A secure, reliable and economic power supply is closely linked to a fast, efficient and dependable communication infrastructure. Planning and implementation of communication networks require the same attention as the installation of the power supply systems themselves (fig.1).
Telecommunication for utilities has a long history in the transmission level of the power supply system and Siemens was one of the first suppliers of communication systems for power utilities. Since the early 1930s Siemens has delivered Power Line Carrier equipment for high-voltage systems. In today’s transmission systems, almost all substations are monitored and controlled online by Energy Management Systems (EMS).
The main transmission lines are usually equipped with fiber-optic cables, mostly integrated in the earth (ground) wires (OPGW: Optical Ground Wire) and the substations are accessible via broadband communication systems.
Fiber-optic cables are used whenever it is cost-efficient. In the remote ends of the power transmission system, however, where the installation of fiber-optic cables or wireless solutions is not economical, substations are connected via digital high-voltage power line carrier systems.
The situation in the distribution grid is quite different. Whereas subtransmission and primary substations are equipped with digital communication as well, the communication infrastructure at lower distribution levels is very weak.
In most countries, less than 10 % of transformer substations and ring-main units (RMU) are monitored and controlled from remote.

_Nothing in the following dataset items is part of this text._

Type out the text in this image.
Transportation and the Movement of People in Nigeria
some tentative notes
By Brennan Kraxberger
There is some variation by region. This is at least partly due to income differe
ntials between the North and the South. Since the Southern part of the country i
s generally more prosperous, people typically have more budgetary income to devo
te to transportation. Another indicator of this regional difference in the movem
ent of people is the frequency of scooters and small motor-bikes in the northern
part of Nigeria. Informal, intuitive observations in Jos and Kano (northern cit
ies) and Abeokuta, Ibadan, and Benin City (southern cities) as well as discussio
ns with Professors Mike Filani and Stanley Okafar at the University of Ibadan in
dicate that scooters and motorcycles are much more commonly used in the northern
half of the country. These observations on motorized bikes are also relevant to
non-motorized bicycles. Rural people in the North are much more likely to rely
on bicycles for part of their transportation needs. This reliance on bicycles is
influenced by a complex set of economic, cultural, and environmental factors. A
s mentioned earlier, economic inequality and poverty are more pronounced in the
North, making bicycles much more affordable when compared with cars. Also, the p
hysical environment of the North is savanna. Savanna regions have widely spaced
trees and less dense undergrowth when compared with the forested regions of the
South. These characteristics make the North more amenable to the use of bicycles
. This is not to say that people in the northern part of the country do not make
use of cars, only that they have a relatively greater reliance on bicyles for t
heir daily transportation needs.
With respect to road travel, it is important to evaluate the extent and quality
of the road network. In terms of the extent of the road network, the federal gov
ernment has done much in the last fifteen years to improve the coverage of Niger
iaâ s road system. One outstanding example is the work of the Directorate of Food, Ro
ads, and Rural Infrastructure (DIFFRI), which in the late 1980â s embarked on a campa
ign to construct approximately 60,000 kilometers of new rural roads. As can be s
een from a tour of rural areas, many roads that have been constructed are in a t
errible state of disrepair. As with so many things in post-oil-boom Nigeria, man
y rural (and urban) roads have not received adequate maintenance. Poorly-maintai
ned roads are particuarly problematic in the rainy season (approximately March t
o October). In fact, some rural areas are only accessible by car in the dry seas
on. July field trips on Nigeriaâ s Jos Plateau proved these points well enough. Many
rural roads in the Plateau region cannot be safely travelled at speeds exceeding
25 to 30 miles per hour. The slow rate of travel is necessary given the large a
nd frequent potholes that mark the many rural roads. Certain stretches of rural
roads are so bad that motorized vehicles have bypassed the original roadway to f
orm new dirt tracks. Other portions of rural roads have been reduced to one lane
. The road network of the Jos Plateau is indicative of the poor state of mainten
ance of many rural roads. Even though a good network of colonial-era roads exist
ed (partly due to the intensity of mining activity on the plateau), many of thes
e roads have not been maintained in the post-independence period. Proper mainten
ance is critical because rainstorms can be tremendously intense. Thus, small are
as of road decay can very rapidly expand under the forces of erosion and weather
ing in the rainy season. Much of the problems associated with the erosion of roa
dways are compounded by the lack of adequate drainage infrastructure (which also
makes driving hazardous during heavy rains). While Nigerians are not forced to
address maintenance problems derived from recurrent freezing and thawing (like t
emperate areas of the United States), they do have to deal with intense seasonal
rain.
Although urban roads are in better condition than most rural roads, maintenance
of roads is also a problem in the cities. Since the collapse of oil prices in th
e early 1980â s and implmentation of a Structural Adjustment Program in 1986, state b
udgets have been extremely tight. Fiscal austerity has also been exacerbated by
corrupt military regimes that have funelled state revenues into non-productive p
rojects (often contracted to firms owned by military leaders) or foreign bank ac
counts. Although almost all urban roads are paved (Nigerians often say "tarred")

A prerequisite for this is the integration of the key ring-main units as well as the volatile decentralized wind and solar generation into the energy management system, and thus into the communication network of the power utilities.
Because the local environment differs widely, it is crucial that the right mix of the various communication technologies is deployed.
This mix will need to be exactly tailored to the utilities’ needs and the availability of the necessary infrastructure and resources (e.g., availability of fiber-optic cables, frequency spectrum for wireless technologies, or quality and length of the power cables for broadband power line carrier).